Gaussian DAGs on Network Data
Posted on (Update: )
This post is based on Li, H., & Zhou, Q. (2019). Gaussian DAGs on network data. ArXiv:1905.10848 [Cs, Stat].
Graphical models based on DAGs have a variety of applications, including
- genetics
- causal inference
- machine learning
Extensive research to recover the structure of DAGs from observational and experimental data. Most structure learning algorithms can be categorized as
- score-based: maximizing a scoring function, such as MDL, BIC, Bayesian scores, with various search strategies
- order-based search
- greedy search
- coordinate descent
- constraint-based: perform conditional independence tests among variables to construct a skeleton and then orient some of the edegs
- hybrid methods: combine the above two approaches
Formulation of the classical DAG learning problem
- $X=(X_1,\ldots,X_p)\in \IR^{n\times p}$: data matrix of $n$ i.i.d. observations on $p$ nodes.

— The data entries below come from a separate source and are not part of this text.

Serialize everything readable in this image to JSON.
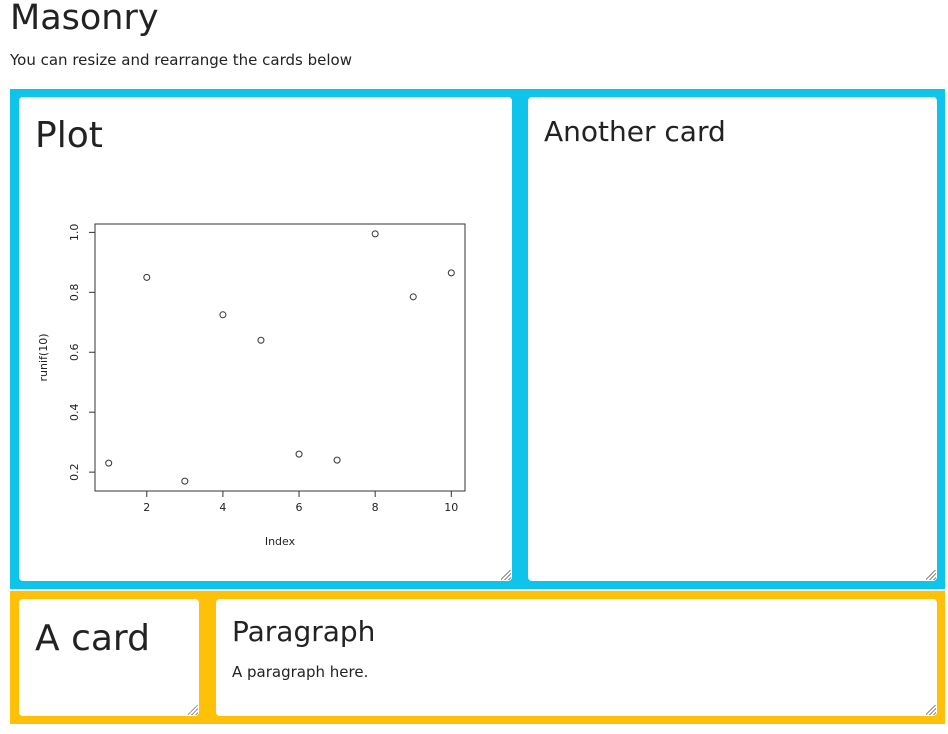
{
  "page": {
    "title": "Masonry",
    "subtitle": "You can resize and rearrange the cards below"
  },
  "colors": {
    "row_top": "#0fc4eb",
    "row_bottom": "#ffc107",
    "card_background": "#ffffff"
  },
  "cards": {
    "plot": {
      "title": "Plot"
    },
    "another": {
      "title": "Another card"
    },
    "a_card": {
      "title": "A card"
    },
    "paragraph": {
      "title": "Paragraph",
      "text": "A paragraph here."
    }
  },
  "chart_data": {
    "type": "scatter",
    "title": "",
    "xlabel": "Index",
    "ylabel": "runif(10)",
    "x": [
      1,
      2,
      3,
      4,
      5,
      6,
      7,
      8,
      9,
      10
    ],
    "y": [
      0.23,
      0.85,
      0.17,
      0.725,
      0.64,
      0.26,
      0.24,
      0.995,
      0.785,
      0.865
    ],
    "xlim": [
      0.64,
      10.36
    ],
    "ylim": [
      0.137,
      1.028
    ],
    "x_ticks": [
      2,
      4,
      6,
      8,
      10
    ],
    "y_ticks": [
      0.2,
      0.4,
      0.6,
      0.8,
      1.0
    ],
    "y_tick_labels": [
      "0.2",
      "0.4",
      "0.6",
      "0.8",
      "1.0"
    ],
    "grid": false,
    "marker": "open-circle"
  }
}
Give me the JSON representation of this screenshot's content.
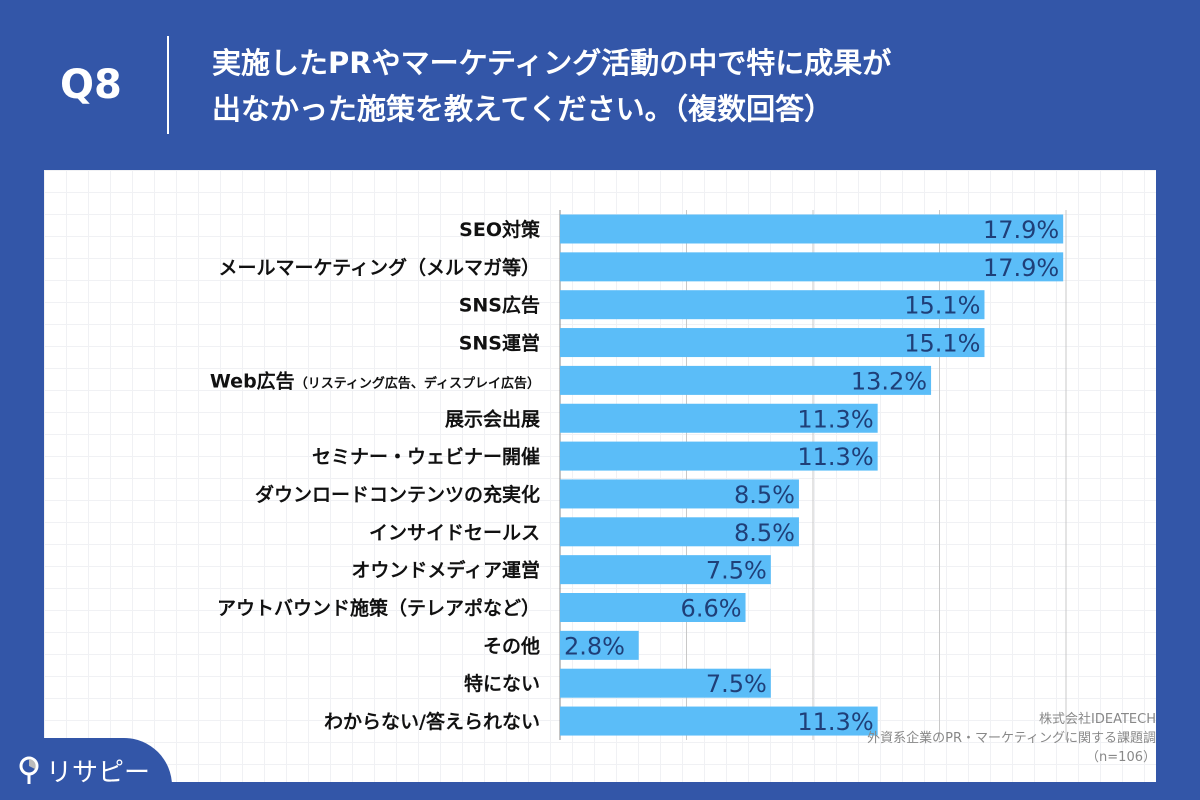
{
  "header": {
    "question": "Q8",
    "title_line1": "実施したPRやマーケティング活動の中で特に成果が",
    "title_line2": "出なかった施策を教えてください。（複数回答）"
  },
  "colors": {
    "background": "#3356a8",
    "bar": "#5bbdf8",
    "label_text": "#1f3f78"
  },
  "chart_data": {
    "type": "bar",
    "orientation": "horizontal",
    "categories": [
      "SEO対策",
      "メールマーケティング（メルマガ等）",
      "SNS広告",
      "SNS運営",
      "Web広告（リスティング広告、ディスプレイ広告）",
      "展示会出展",
      "セミナー・ウェビナー開催",
      "ダウンロードコンテンツの充実化",
      "インサイドセールス",
      "オウンドメディア運営",
      "アウトバウンド施策（テレアポなど）",
      "その他",
      "特にない",
      "わからない/答えられない"
    ],
    "values": [
      17.9,
      17.9,
      15.1,
      15.1,
      13.2,
      11.3,
      11.3,
      8.5,
      8.5,
      7.5,
      6.6,
      2.8,
      7.5,
      11.3
    ],
    "data_labels": [
      "17.9%",
      "17.9%",
      "15.1%",
      "15.1%",
      "13.2%",
      "11.3%",
      "11.3%",
      "8.5%",
      "8.5%",
      "7.5%",
      "6.6%",
      "2.8%",
      "7.5%",
      "11.3%"
    ],
    "xlim": [
      0,
      18
    ],
    "grid": true,
    "unit": "%"
  },
  "footer": {
    "company": "株式会社IDEATECH",
    "survey": "外資系企業のPR・マーケティングに関する課題調",
    "n": "（n=106）",
    "logo_text": "リサピー"
  }
}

- goal: learn the structure of $G^*$
- focus: the Gaussian DAG model which is equivalent to the following Gaussian linear structural equations model (SEM):
\begin{equation} x_i = B^Tx_i + e_i, \; e_i\sim N_p(0, \Omega), \; i\in [n]\label{eq:sem1} \end{equation} where $B = (\beta_{kj})_{p\times p}$ is the weighted adjacency matrix of $G^*$ with the edge set $E={(k, j):\beta_{kj} \neq 0 }$ and $\Omega =\diag(\omega_1^2,\ldots, \omega_p^2)$.
To get a better understanding, we can write out the $j$-th component,
\[x_{ij}=(B^Tx_i)_j + e_{ij} = \sum_{k=1}^p(B^T)_{jk}x_{ik} = \sum_{k=1}^pB_{kj}x_{ik}\,.\]- goal (re-expressed): given iid samples $\{x_i\}_{i=1}^n$, estimate $B$.
A model for network data
independence among observed samples $\{x_i\}_{i=1}^n$ is one of the main assumptions for all the aforementioned DAG learning methods.
Use an undirected graph $\cG$ with each node representing an observation $x_i$ and each edge representing the conditional dependence between two observations given the rest. Let $A(\cG)$ be the adjacency matrix of $\cG$.
Generalize the SEM \eqref{eq:sem1} to
\begin{equation}\label{eq:sem2} X_j =\sum_{k\in \Pi_j}\beta_{kj}X_k + \varepsilon_j\,, \; \varepsilon_j =(\varepsilon_{1j},\ldots, \varepsilon_{nj})\sim N_n(0, \omega_j^2\Sigma) \end{equation}
where $\Sigma$ is positive definite with $\diag(\Sigma)=1$, $\Pi_j$ is the parent set of $X_j$, and $\varepsilon_j$ are independent of each other. (so the parent set exhibits DAG, while the dependence of observations embodies via undirected graph model)
when $\Sigma=I_n$, the SEM \eqref{eq:sem2} reduces to \eqref{eq:sem1}.
The distinction between \eqref{eq:sem1} and \eqref{eq:sem2} becomes more clear when regarding \eqref{eq:sem2} as a semi-Markovian causal model. Representing each variable $z_i$ in a DAG $G$ on vertices $\{z_1,\ldots,z_p\}$ using a deterministic function:
\[z_i = f_i(\Pi_i, u_i), i\in [p]\,,\]where $\Pi_i$ is the parents of node $z_i$ in $G$ and $u_i$ are noises, sometimes also referred to as background variables.
- Markovian: the noise variables $u_i$ are jointly independent
- semi-Markovian: they are dependent
Contributions
when the nodes of the DAG are
- in natural ordering (??), develop a maximum penalized likelihood algorithm based on block coordinate descent (BCD) to jointly estimate the DAG structure and the sample correlations
- unknown. show empirically that the algorithm can still estimate the sample correlation accurately, which can be used to improve existing DAG learning methods via data decorrelation.